Dal punto di vista fisiopatologico la malattia da Covid comporta un’eccessiva produzione di angiotensina II; in particolare, l’attacco del virus tende a sottrarre un contro-regolatore favorevole del sistema renina-angiotensina-aldosterone, con conseguente azione proinfiammatoria e di vasocostrizione, probabilmente responsabili anche di quegli effetti di tipo protrombotico che oggi vengono identificati come la causa principale delle complicanze.
In questa situazione un bloccante dell’angiotensina o del recettore dell’angiotensina II gioca un ruolo di primissimo piano. C’è qualche evidenza da questo punto di vista, che deriva da grandi studi condotti prevalentemente in maniera retrospettiva ma non per questo meno interessanti.

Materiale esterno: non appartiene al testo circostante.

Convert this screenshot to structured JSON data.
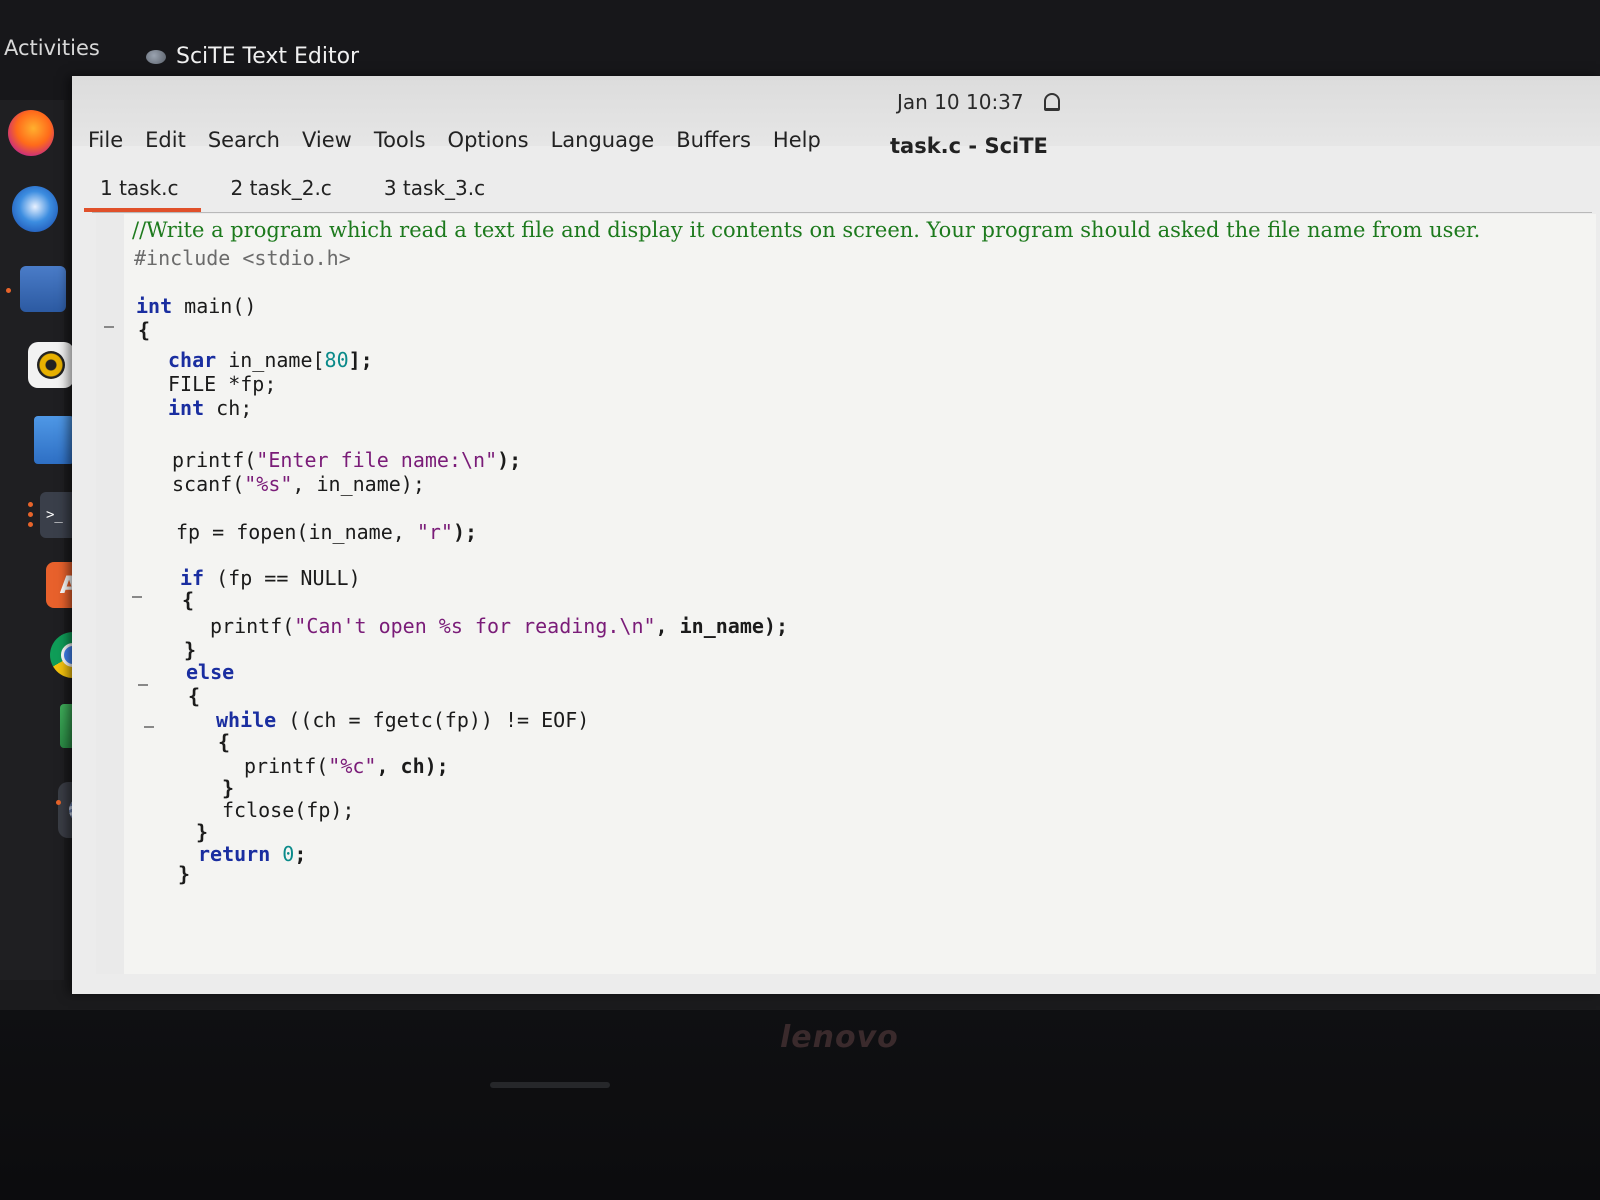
{
  "topbar": {
    "activities_label": "Activities",
    "app_name": "SciTE Text Editor"
  },
  "clock": {
    "date_time": "Jan 10  10:37"
  },
  "window": {
    "title": "task.c - SciTE"
  },
  "menu": {
    "items": [
      "File",
      "Edit",
      "Search",
      "View",
      "Tools",
      "Options",
      "Language",
      "Buffers",
      "Help"
    ]
  },
  "tabs": [
    {
      "label": "1 task.c",
      "active": true
    },
    {
      "label": "2 task_2.c",
      "active": false
    },
    {
      "label": "3 task_3.c",
      "active": false
    }
  ],
  "dock": {
    "icons": [
      "firefox-icon",
      "thunderbird-icon",
      "files-icon",
      "rhythmbox-icon",
      "writer-icon",
      "terminal-icon",
      "software-icon",
      "chrome-icon",
      "calc-icon",
      "scite-icon",
      "trash-icon",
      "app-grid-icon"
    ]
  },
  "code": {
    "comment": "//Write a program which read a text file and display it contents on screen. Your program should asked the file name from user.",
    "include": "#include <stdio.h>",
    "lines": {
      "main_kw": "int",
      "main_sig": " main()",
      "open_brace": "{",
      "char_kw": "char",
      "char_decl": " in_name[",
      "char_size": "80",
      "char_end": "];",
      "file_decl": "FILE *fp;",
      "int_kw": "int",
      "int_decl": " ch;",
      "printf1_a": "printf(",
      "printf1_str": "\"Enter file name:\\n\"",
      "printf1_b": ");",
      "scanf_a": "scanf(",
      "scanf_str": "\"%s\"",
      "scanf_b": ", in_name);",
      "fopen_a": "fp = fopen(in_name, ",
      "fopen_str": "\"r\"",
      "fopen_b": ");",
      "if_kw": "if",
      "if_cond": " (fp == NULL)",
      "if_open": "{",
      "printf2_a": "printf(",
      "printf2_str": "\"Can't open %s for reading.\\n\"",
      "printf2_b": ", in_name);",
      "if_close": "}",
      "else_kw": "else",
      "else_open": "{",
      "while_kw": "while",
      "while_cond": " ((ch = fgetc(fp)) != EOF)",
      "while_open": "{",
      "printf3_a": "printf(",
      "printf3_str": "\"%c\"",
      "printf3_b": ", ch);",
      "while_close": "}",
      "fclose": "fclose(fp);",
      "else_close": "}",
      "return_kw": "return",
      "return_val": "0",
      "return_end": ";",
      "main_close": "}"
    }
  },
  "laptop": {
    "brand": "lenovo"
  },
  "colors": {
    "comment": "#1d7a1d",
    "keyword": "#1a2ea0",
    "string": "#7a1c78",
    "number": "#0a8a8a",
    "active_tab": "#e0502a"
  }
}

I pazienti, per lo più già trattati con questi farmaci al momento dell’infezione, hanno derivato dal fatto di essere trattati con bloccanti del sistema renina angiotensina aldosterone (RAAS), tra cui losartan, un beneficio con una riduzione del 35% dell’incidenza, della mortalità e delle principali complicanze legate al Covid (Figura 5).

Figura 5 – Rapporti di rischio raggruppati per l’associazione tra RAAS-inibitori e mortalità da COVID-19
Riguardo al quesito finale, si può dire che  losartan, a 19 anni dalla pubblicazione di Life e Renaal, è un farmaco che non ha bisogno di ulteriore letteratura; ciò non significa che non ci sia letteratura recente ma che molto poco si può aggiungere a tutto quanto è già stato prodotto circa l’efficacia protettiva cardiocerebrovascolare e renale di questo farmaco.

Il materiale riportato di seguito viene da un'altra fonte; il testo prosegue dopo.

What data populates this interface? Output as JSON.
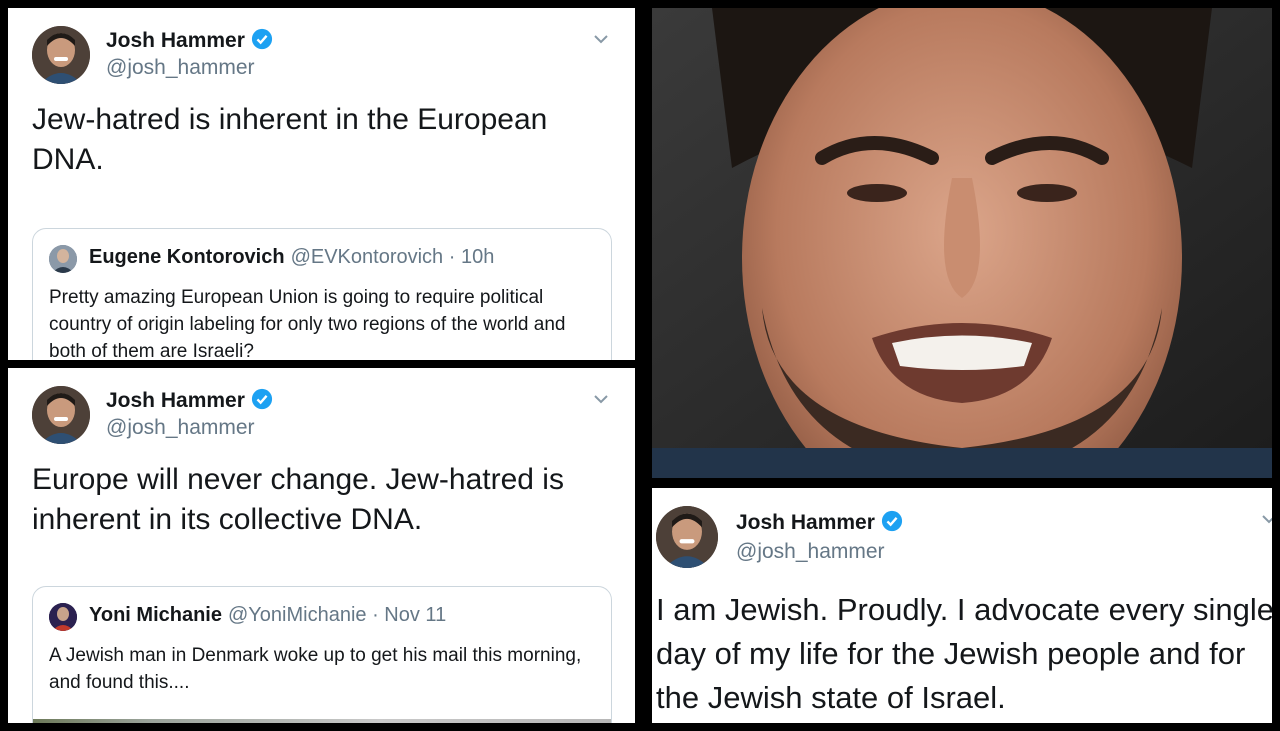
{
  "tweets": [
    {
      "author_name": "Josh Hammer",
      "author_handle": "@josh_hammer",
      "text": "Jew-hatred is inherent in the European DNA.",
      "quote": {
        "author_name": "Eugene Kontorovich",
        "author_handle": "@EVKontorovich",
        "time": "· 10h",
        "text": "Pretty amazing European Union is going to require political  country of origin labeling for only two regions of the world and both of them are Israeli?"
      }
    },
    {
      "author_name": "Josh Hammer",
      "author_handle": "@josh_hammer",
      "text": "Europe will never change. Jew-hatred is inherent in its collective DNA.",
      "quote": {
        "author_name": "Yoni Michanie",
        "author_handle": "@YoniMichanie",
        "time": "· Nov 11",
        "text": "A Jewish man in Denmark woke up to get his mail this morning, and found this...."
      }
    },
    {
      "author_name": "Josh Hammer",
      "author_handle": "@josh_hammer",
      "text": "I am Jewish. Proudly. I advocate every single day of my life for the Jewish people and for the Jewish state of Israel."
    }
  ],
  "colors": {
    "verified": "#1da1f2",
    "name": "#14171a",
    "handle": "#657786",
    "border": "#ccd6dd",
    "background": "#000000"
  },
  "icons": [
    "verified-badge-icon",
    "chevron-down-icon",
    "avatar"
  ]
}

Probabilmente nessun altro farmaco della classe si è avvicinato a un insieme di benefici come quelli dimostrati da losartan, che ha evidenze positive in ambito cerebrovascolare, cardiovascolare, renale, nel diabete, nel paziente non diabetico e in tutte le condizioni.
I MESSAGGI CHIAVE: Il paziente ideale al quale somministrare losartan
Il paziente che presenta ipertensione lieve e rischio metabolico aumentato, o ipertensione e sindrome metabolica, come tale (condizione comune in cui losartan può avere un grande effetto anche sulla base delle sue caratteristiche); naturalmente in misura maggiore le forme complicate da diabete.

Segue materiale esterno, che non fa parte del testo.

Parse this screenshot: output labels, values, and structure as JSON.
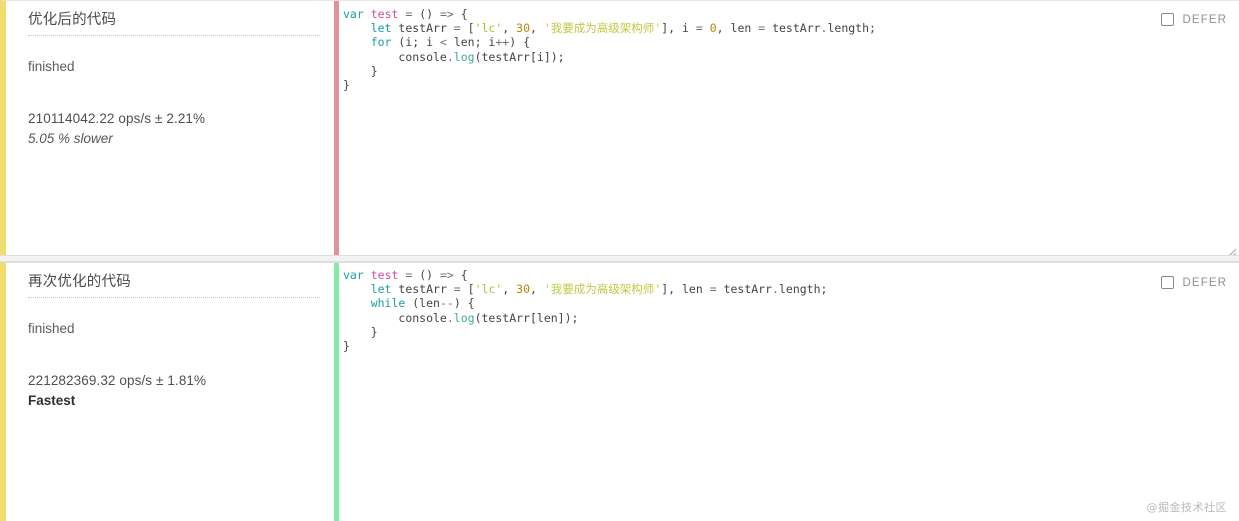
{
  "colors": {
    "case_accent_left": "#f0dd6e",
    "code_accent_slower": "#e0939b",
    "code_accent_fastest": "#86e9a7",
    "page_background": "#ffffff",
    "keyword": "#1b9e9f",
    "function_name": "#d64ca0",
    "string": "#b5bd3a",
    "number": "#b8860b"
  },
  "cases": [
    {
      "title": "优化后的代码",
      "status": "finished",
      "ops": "210114042.22 ops/s ± 2.21%",
      "rank": "5.05 % slower",
      "rank_kind": "slower",
      "defer_label": "DEFER",
      "defer_checked": false,
      "code_lines": [
        "var test = () => {",
        "    let testArr = ['lc', 30, '我要成为高级架构师'], i = 0, len = testArr.length;",
        "    for (i; i < len; i++) {",
        "        console.log(testArr[i]);",
        "    }",
        "}"
      ]
    },
    {
      "title": "再次优化的代码",
      "status": "finished",
      "ops": "221282369.32 ops/s ± 1.81%",
      "rank": "Fastest",
      "rank_kind": "fastest",
      "defer_label": "DEFER",
      "defer_checked": false,
      "code_lines": [
        "var test = () => {",
        "    let testArr = ['lc', 30, '我要成为高级架构师'], len = testArr.length;",
        "    while (len--) {",
        "        console.log(testArr[len]);",
        "    }",
        "}"
      ]
    }
  ],
  "watermark": "@掘金技术社区"
}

Il paziente con iperuricemia lievemente alterata: in questo caso è d’obbligo l’uso di losartan. L’indicazione all’uso di losartan è a partire da 5 mg/dl in assenza di gotta, chiaramente in presenza di ipertensione. In caso di gotta ci sono le indicazioni all’uso degli ipouricemizzanti. Le linee guida EULAR (European League Against Rheumatism) del 2020 sono perentorie: se il paziente è gottoso e iperteso deve prendere losartan, non sono previsti altri farmaci. In caso di paziente iperteso, con uricemia alterata ma non gottoso, il consiglio è comunque losartan.
Categorie particolari di soggetti a rischio sono per esempio i diabetici, piuttosto che alcune persone con fibrillazione atriale. Bisogna preferire losartan, perché nello studio Life non soltanto si è osservata una minore incidenza di fibrillazione atriale ma anche una minore incidenza di ictus nei pazienti che avevano fibrillazione atriale. Va ricordato che è comunque un farmaco antipertensivo, che grazie alla sua efficacia e al suo meccanismo d’azione ha un effetto favorevole sul rimodellamento.